Turkish Journal of Physics




We examine an interesting set of recent proposals describing a `wormhole paradigm' for black holes. These proposals require that in some effective variables, semiclassical low-energy dynamics emerges at the horizon. We prove the `effective small corrections theorem' to show that such an effective horizon behavior is not compatible with the requirement that the black hole radiate like a piece of coal as seen from outside. This theorem thus concretizes the fact that the proposals within the wormhole paradigm require some nonlocality linking the hole and its distant radiation. We try to illustrate various proposals for nonlocality by making simple bit models to encode the nonlocal effects. In each case, we find either nonunitarity of evolution in the black hole interior or a nonlocal Hamiltonian interaction between the hole and infinity; such an interaction is not present for burning coal. We examine recent arguments about the Page curve and observe that the quantity that is argued to follow the Page curve of a normal body is not the entanglement entropy but a different quantity.
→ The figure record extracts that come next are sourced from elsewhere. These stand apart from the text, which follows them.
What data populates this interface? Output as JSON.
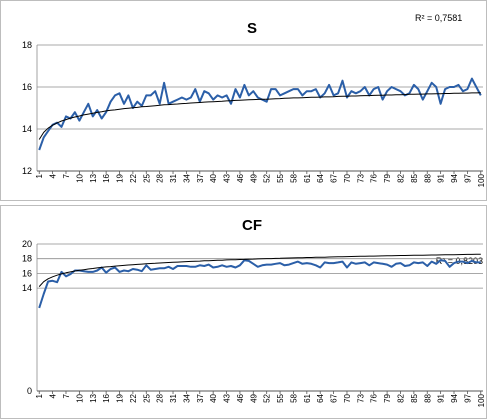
{
  "chart_data": [
    {
      "type": "line",
      "title": "S",
      "annotation": "R² = 0,7581",
      "xlabel": "",
      "ylabel": "",
      "ylim": [
        12,
        18
      ],
      "yticks": [
        12,
        14,
        16,
        18
      ],
      "grid": true,
      "legend": "none",
      "x_tick_labels": [
        "1",
        "4",
        "7",
        "10",
        "13",
        "16",
        "19",
        "22",
        "25",
        "28",
        "31",
        "34",
        "37",
        "40",
        "43",
        "46",
        "49",
        "52",
        "55",
        "58",
        "61",
        "64",
        "67",
        "70",
        "73",
        "76",
        "79",
        "82",
        "85",
        "88",
        "91",
        "94",
        "97",
        "100"
      ],
      "series": [
        {
          "color": "#2b5fa8",
          "values": [
            13.0,
            13.6,
            13.9,
            14.2,
            14.3,
            14.1,
            14.6,
            14.5,
            14.8,
            14.4,
            14.8,
            15.2,
            14.6,
            14.9,
            14.5,
            14.8,
            15.3,
            15.6,
            15.7,
            15.2,
            15.6,
            15.0,
            15.3,
            15.1,
            15.6,
            15.6,
            15.8,
            15.2,
            16.2,
            15.2,
            15.3,
            15.4,
            15.5,
            15.4,
            15.5,
            15.9,
            15.3,
            15.8,
            15.7,
            15.4,
            15.6,
            15.5,
            15.6,
            15.2,
            15.9,
            15.5,
            16.1,
            15.6,
            15.8,
            15.5,
            15.4,
            15.3,
            15.9,
            15.9,
            15.6,
            15.7,
            15.8,
            15.9,
            15.9,
            15.6,
            15.8,
            15.8,
            15.9,
            15.5,
            15.7,
            16.1,
            15.6,
            15.7,
            16.3,
            15.5,
            15.8,
            15.7,
            15.8,
            16.0,
            15.6,
            15.9,
            16.0,
            15.4,
            15.8,
            16.0,
            15.9,
            15.8,
            15.6,
            15.7,
            16.1,
            15.9,
            15.4,
            15.8,
            16.2,
            16.0,
            15.2,
            15.9,
            16.0,
            16.0,
            16.1,
            15.8,
            15.9,
            16.4,
            16.0,
            15.6
          ]
        },
        {
          "name": "",
          "style": "trendline",
          "color": "#000000",
          "values": [
            13.5,
            13.84,
            14.04,
            14.18,
            14.29,
            14.38,
            14.45,
            14.52,
            14.57,
            14.62,
            14.67,
            14.71,
            14.75,
            14.79,
            14.82,
            14.86,
            14.89,
            14.91,
            14.94,
            14.97,
            14.99,
            15.01,
            15.03,
            15.06,
            15.07,
            15.09,
            15.11,
            15.13,
            15.15,
            15.16,
            15.18,
            15.19,
            15.21,
            15.22,
            15.24,
            15.25,
            15.26,
            15.28,
            15.29,
            15.3,
            15.31,
            15.32,
            15.34,
            15.35,
            15.36,
            15.37,
            15.38,
            15.39,
            15.4,
            15.41,
            15.42,
            15.42,
            15.43,
            15.44,
            15.45,
            15.46,
            15.47,
            15.48,
            15.48,
            15.49,
            15.5,
            15.51,
            15.51,
            15.52,
            15.53,
            15.53,
            15.54,
            15.55,
            15.56,
            15.56,
            15.57,
            15.57,
            15.58,
            15.59,
            15.59,
            15.6,
            15.61,
            15.61,
            15.62,
            15.62,
            15.63,
            15.63,
            15.64,
            15.65,
            15.65,
            15.66,
            15.66,
            15.67,
            15.67,
            15.68,
            15.68,
            15.69,
            15.69,
            15.7,
            15.7,
            15.71,
            15.71,
            15.72,
            15.72,
            15.73
          ]
        }
      ]
    },
    {
      "type": "line",
      "title": "CF",
      "annotation": "R² = 0,8203",
      "xlabel": "",
      "ylabel": "",
      "ylim": [
        0,
        20
      ],
      "yticks": [
        0,
        14,
        16,
        18,
        20
      ],
      "grid": true,
      "legend": "none",
      "x_tick_labels": [
        "1",
        "4",
        "7",
        "10",
        "13",
        "16",
        "19",
        "22",
        "25",
        "28",
        "31",
        "34",
        "37",
        "40",
        "43",
        "46",
        "49",
        "52",
        "55",
        "58",
        "61",
        "64",
        "67",
        "70",
        "73",
        "76",
        "79",
        "82",
        "85",
        "88",
        "91",
        "94",
        "97",
        "100"
      ],
      "series": [
        {
          "color": "#2b5fa8",
          "values": [
            11.3,
            13.2,
            14.9,
            15.0,
            14.8,
            16.2,
            15.6,
            15.9,
            16.4,
            16.4,
            16.3,
            16.2,
            16.2,
            16.4,
            16.8,
            16.1,
            16.6,
            16.8,
            16.2,
            16.4,
            16.3,
            16.6,
            16.5,
            16.3,
            17.1,
            16.5,
            16.6,
            16.7,
            16.7,
            16.9,
            16.6,
            17.0,
            17.0,
            17.0,
            16.9,
            16.9,
            17.1,
            17.0,
            17.2,
            16.8,
            16.9,
            17.1,
            16.9,
            17.0,
            16.8,
            17.1,
            17.8,
            17.7,
            17.3,
            16.9,
            17.1,
            17.2,
            17.2,
            17.3,
            17.4,
            17.1,
            17.2,
            17.4,
            17.6,
            17.3,
            17.4,
            17.3,
            17.1,
            16.8,
            17.5,
            17.4,
            17.4,
            17.5,
            17.6,
            16.8,
            17.5,
            17.3,
            17.4,
            17.5,
            17.1,
            17.5,
            17.4,
            17.3,
            17.2,
            16.9,
            17.3,
            17.4,
            17.0,
            17.1,
            17.5,
            17.4,
            17.5,
            17.0,
            17.6,
            17.3,
            17.8,
            17.7,
            16.9,
            17.4,
            17.6,
            17.6,
            17.4,
            17.7,
            17.5,
            17.5
          ]
        },
        {
          "name": "",
          "style": "trendline",
          "color": "#000000",
          "values": [
            14.2,
            14.87,
            15.26,
            15.54,
            15.75,
            15.93,
            16.08,
            16.2,
            16.32,
            16.42,
            16.51,
            16.6,
            16.67,
            16.75,
            16.81,
            16.88,
            16.93,
            16.99,
            17.04,
            17.09,
            17.14,
            17.18,
            17.23,
            17.27,
            17.31,
            17.35,
            17.38,
            17.42,
            17.45,
            17.48,
            17.51,
            17.54,
            17.57,
            17.6,
            17.63,
            17.66,
            17.68,
            17.71,
            17.73,
            17.76,
            17.78,
            17.8,
            17.83,
            17.85,
            17.87,
            17.89,
            17.91,
            17.93,
            17.95,
            17.97,
            17.99,
            18.01,
            18.02,
            18.04,
            18.06,
            18.08,
            18.09,
            18.11,
            18.12,
            18.14,
            18.16,
            18.17,
            18.19,
            18.2,
            18.21,
            18.23,
            18.24,
            18.26,
            18.27,
            18.28,
            18.3,
            18.31,
            18.32,
            18.33,
            18.35,
            18.36,
            18.37,
            18.38,
            18.39,
            18.41,
            18.42,
            18.43,
            18.44,
            18.45,
            18.46,
            18.47,
            18.48,
            18.49,
            18.5,
            18.51,
            18.52,
            18.53,
            18.54,
            18.55,
            18.56,
            18.57,
            18.58,
            18.59,
            18.6,
            18.61
          ]
        }
      ]
    }
  ]
}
It has been suggested that this replacement of the quantity to be computed arises from the possibility of topology change in gravity which can generate replica wormholes. We examine the role of topology change in quantum gravity but do not find any source of connections between different replica copies in the path integral for the Rényi entropy. We also contrast the wormhole paradigm with the fuzzball paradigm, where the fuzzball does radiate like a piece of coal. Just as in the case of a piece of coal, the fuzzball does not have low-energy semiclassical dynamics at its surface at energies $E\sim T$ (effective dynamics at energies $E\gg T$ is possible under the conjecture of fuzzball complementarity, but these $E\gg T$ modes have no relevance to the Page curve or the information paradox).